IMPDH1 is associated with polyribosomes translating rhodopsin mRNA. A, polyribosomes were isolated from bovine retinal lysate by sedimentation through a sucrose cushion as described under “Experimental Procedures.” Polyribosomes expressing rhodopsin were isolated by immunoprecipitation (IP) with monoclonal antibody RET-P1, which recognizes the N-terminal peptide of rhodopsin. The resulting precipitates were analyzed by SDS-PAGE and immunoblotting. The input sample contains both IMPDH1 and ribosomal protein L7a. Both IMPDH and L7a co-precipitate with RET-P1. Neither IMPDH1 nor L7a are observed in mock immunoprecipitations where RET-P1 is omitted or when the sample is pretreated with RNase to disrupt the polyribosomes. B, samples are prepared as in A. IMPDH1 precipitates with RET-P1 but not with monoclonal antibody 1D4, which recognizes the C-terminal segment of rhodopsin.

FIGURE 7.

Co-immunoprecipitation of IMPDH1(546)-GFP and rhodopsin mRNA. HEK293 cells were co-transfected with constructs directing the expression of IMPDH1(546)-GFP and rhodopsin mRNA. IMPDH1(546)-GFP was immunoprecipitated with anti-GFP antibody.
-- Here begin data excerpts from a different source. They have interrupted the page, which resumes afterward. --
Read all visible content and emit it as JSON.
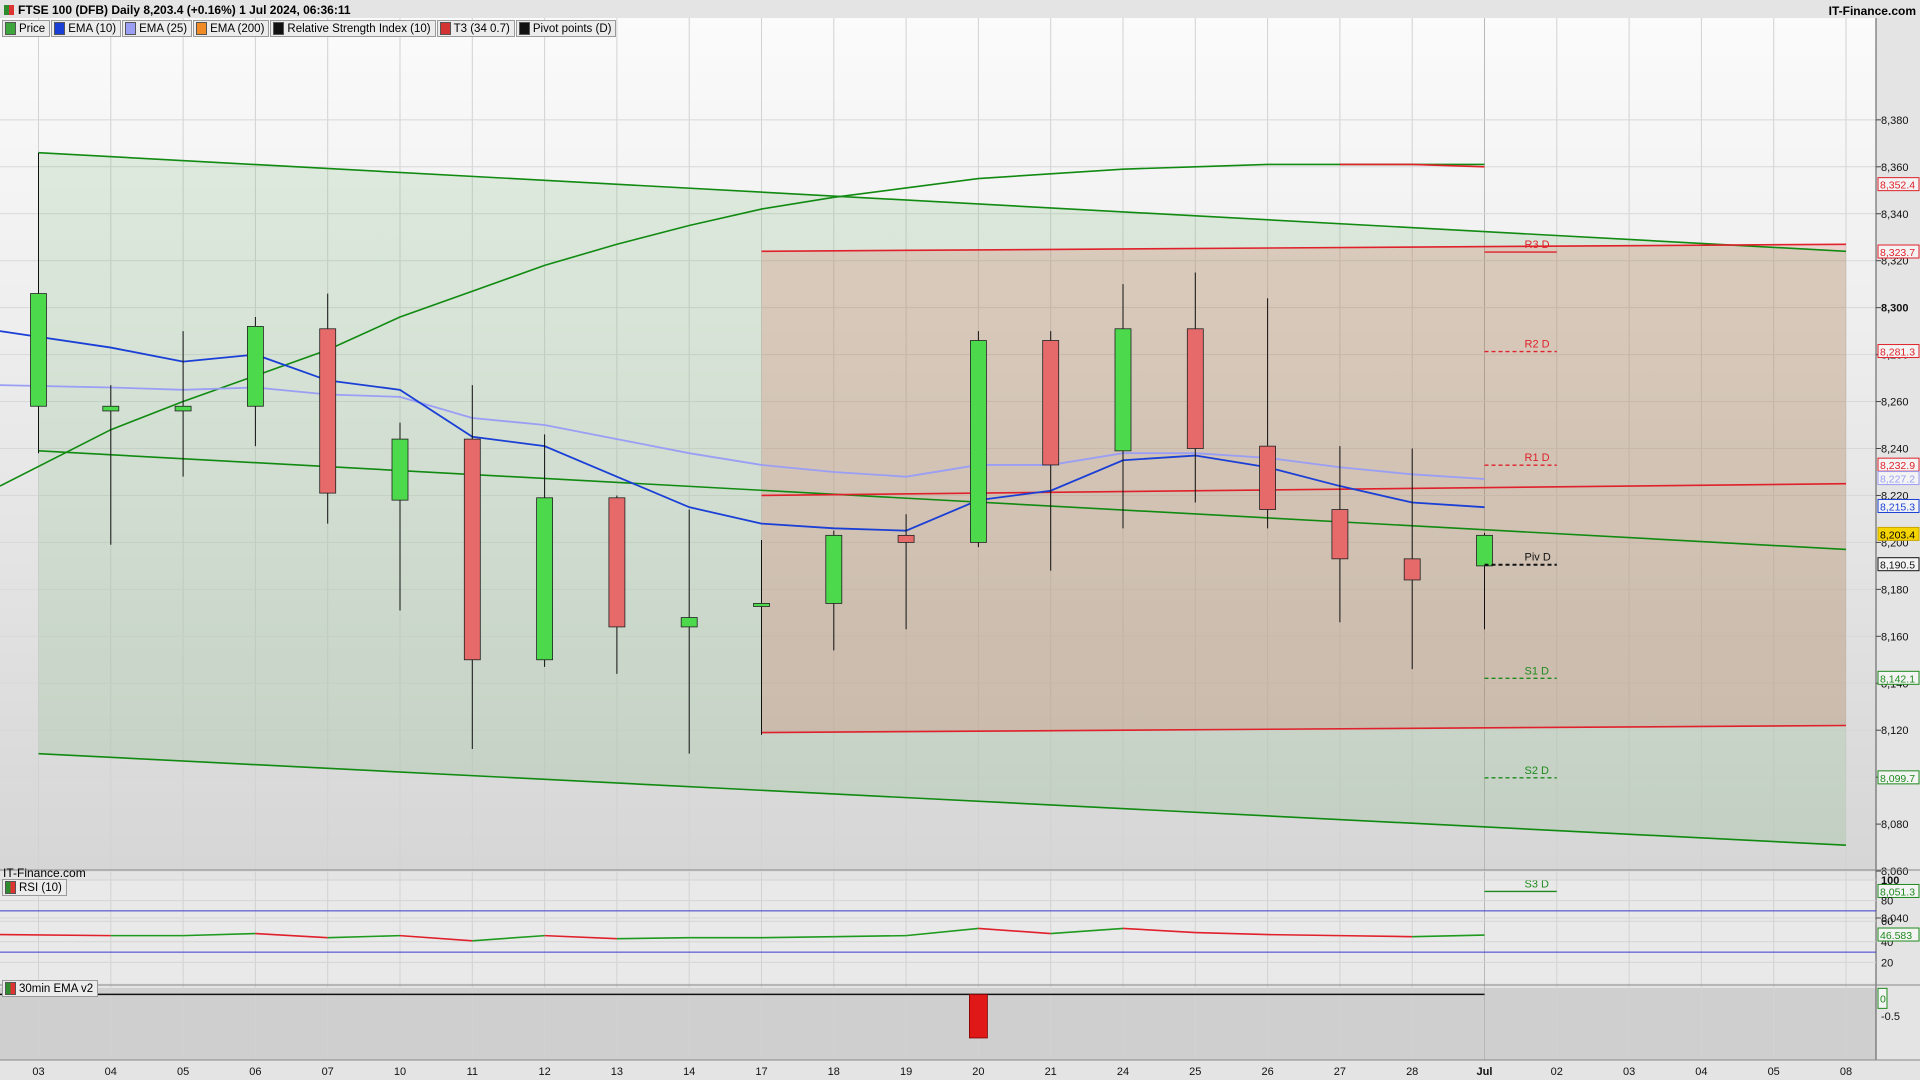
{
  "header": {
    "title": "FTSE 100 (DFB) Daily 8,203.4 (+0.16%) 1 Jul 2024, 06:36:11",
    "brand": "IT-Finance.com",
    "watermark": "IT-Finance.com"
  },
  "legend": [
    {
      "label": "Price",
      "color": "#3da63d"
    },
    {
      "label": "EMA (10)",
      "color": "#1a3fd6"
    },
    {
      "label": "EMA (25)",
      "color": "#9a9ef5"
    },
    {
      "label": "EMA (200)",
      "color": "#f08a24"
    },
    {
      "label": "Relative Strength Index (10)",
      "color": "#111111"
    },
    {
      "label": "T3 (34 0.7)",
      "color": "#d33333"
    },
    {
      "label": "Pivot points (D)",
      "color": "#111111"
    }
  ],
  "panels": {
    "rsi_label": "RSI (10)",
    "ema30_label": "30min EMA v2"
  },
  "colors": {
    "up": "#4cd94c",
    "down": "#e66a6a",
    "ema10": "#1a3fd6",
    "ema25": "#9a9ef5",
    "channel": "#118a11",
    "box": "#e0202a",
    "current": "#f5d400"
  },
  "chart_data": [
    {
      "type": "candlestick",
      "x": [
        "03",
        "04",
        "05",
        "06",
        "07",
        "10",
        "11",
        "12",
        "13",
        "14",
        "17",
        "18",
        "19",
        "20",
        "21",
        "24",
        "25",
        "26",
        "27",
        "28",
        "Jul"
      ],
      "future_x": [
        "02",
        "03",
        "04",
        "05",
        "08"
      ],
      "ylim": [
        8023,
        8388
      ],
      "y_ticks": [
        8040,
        8060,
        8080,
        8100,
        8120,
        8140,
        8160,
        8180,
        8200,
        8220,
        8240,
        8260,
        8280,
        8300,
        8320,
        8340,
        8360,
        8380
      ],
      "ohlc": [
        [
          8258,
          8366,
          8238,
          8306
        ],
        [
          8256,
          8267,
          8199,
          8258
        ],
        [
          8256,
          8290,
          8228,
          8258
        ],
        [
          8258,
          8296,
          8241,
          8292
        ],
        [
          8291,
          8306,
          8208,
          8221
        ],
        [
          8218,
          8251,
          8171,
          8244
        ],
        [
          8244,
          8267,
          8112,
          8150
        ],
        [
          8150,
          8246,
          8147,
          8219
        ],
        [
          8219,
          8220,
          8144,
          8164
        ],
        [
          8164,
          8214,
          8110,
          8168
        ],
        [
          8174,
          8201,
          8118,
          8174
        ],
        [
          8174,
          8205,
          8154,
          8203
        ],
        [
          8203,
          8212,
          8163,
          8200
        ],
        [
          8200,
          8290,
          8198,
          8286
        ],
        [
          8286,
          8290,
          8188,
          8233
        ],
        [
          8239,
          8310,
          8206,
          8291
        ],
        [
          8291,
          8315,
          8217,
          8240
        ],
        [
          8241,
          8304,
          8206,
          8214
        ],
        [
          8214,
          8241,
          8166,
          8193
        ],
        [
          8193,
          8240,
          8146,
          8184
        ],
        [
          8190,
          8204,
          8163,
          8203
        ]
      ],
      "ema10": [
        8290,
        8283,
        8277,
        8280,
        8269,
        8265,
        8245,
        8241,
        8228,
        8215,
        8208,
        8206,
        8205,
        8218,
        8222,
        8235,
        8237,
        8232,
        8224,
        8217,
        8215
      ],
      "ema25": [
        8267,
        8266,
        8265,
        8266,
        8263,
        8262,
        8253,
        8250,
        8244,
        8238,
        8233,
        8230,
        8228,
        8233,
        8233,
        8238,
        8238,
        8236,
        8232,
        8229,
        8227
      ],
      "curve_upper": [
        8224,
        8248,
        8260,
        8271,
        8282,
        8296,
        8307,
        8318,
        8327,
        8335,
        8342,
        8347,
        8351,
        8355,
        8357,
        8359,
        8360,
        8361,
        8361,
        8361,
        8361
      ],
      "curve_red_tail": [
        8361,
        8361,
        8360
      ],
      "channel": {
        "upper": [
          [
            "03",
            8366
          ],
          [
            "08",
            8324
          ]
        ],
        "middle": [
          [
            "03",
            8239
          ],
          [
            "08",
            8197
          ]
        ],
        "lower": [
          [
            "03",
            8110
          ],
          [
            "08",
            8071
          ]
        ]
      },
      "box": {
        "top": [
          [
            "17",
            8324
          ],
          [
            "08",
            8327
          ]
        ],
        "middle": [
          [
            "17",
            8220
          ],
          [
            "08",
            8225
          ]
        ],
        "bottom": [
          [
            "17",
            8119
          ],
          [
            "08",
            8122
          ]
        ]
      },
      "pivots": [
        {
          "label": "R3 D",
          "value": 8323.7,
          "tag": "8,323.7"
        },
        {
          "label": "R2 D",
          "value": 8281.3,
          "tag": "8,281.3"
        },
        {
          "label": "R1 D",
          "value": 8232.9,
          "tag": "8,232.9"
        },
        {
          "label": "Piv D",
          "value": 8190.5,
          "tag": "8,190.5"
        },
        {
          "label": "S1 D",
          "value": 8142.1,
          "tag": "8,142.1"
        },
        {
          "label": "S2 D",
          "value": 8099.7,
          "tag": "8,099.7"
        },
        {
          "label": "S3 D",
          "value": 8051.3,
          "tag": "8,051.3"
        }
      ],
      "price_tags": [
        {
          "value": 8352.4,
          "tag": "8,352.4",
          "color": "#e0202a"
        },
        {
          "value": 8227.2,
          "tag": "8,227.2",
          "color": "#9a9ef5"
        },
        {
          "value": 8215.3,
          "tag": "8,215.3",
          "color": "#1a3fd6"
        },
        {
          "value": 8203.4,
          "tag": "8,203.4",
          "color": "#000000",
          "current": true
        }
      ]
    },
    {
      "type": "line",
      "name": "RSI (10)",
      "ylim": [
        0,
        100
      ],
      "y_ticks": [
        20,
        40,
        60,
        80,
        100
      ],
      "bands": [
        70,
        30
      ],
      "values": [
        47,
        46,
        46,
        48,
        44,
        46,
        41,
        46,
        43,
        44,
        44,
        45,
        46,
        53,
        48,
        53,
        49,
        47,
        46,
        45,
        46.583
      ],
      "value_tag": "46.583"
    },
    {
      "type": "bar",
      "name": "30min EMA v2",
      "ylim": [
        -1.1,
        0.15
      ],
      "y_ticks": [
        0,
        -0.5
      ],
      "values": [
        0,
        0,
        0,
        0,
        0,
        0,
        0,
        0,
        0,
        0,
        0,
        0,
        0,
        -1,
        0,
        0,
        0,
        0,
        0,
        0,
        0
      ],
      "value_tag": "0"
    }
  ]
}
A, Western blot of the immunoprecipitate showing efficient pulldown of IMPDH1(546)-GFP. HEK cells transfected with constructs expressing only rhodopsin (-) and rhodopsin and IMPDH1(546)-GFP (+); ft, flow-through. B, reverse transcription (RT) followed by PCR demonstrates the presence of rhodopsin mRNA in the immunoprecipitate. Rho, rhodopsin; ft, flow-through.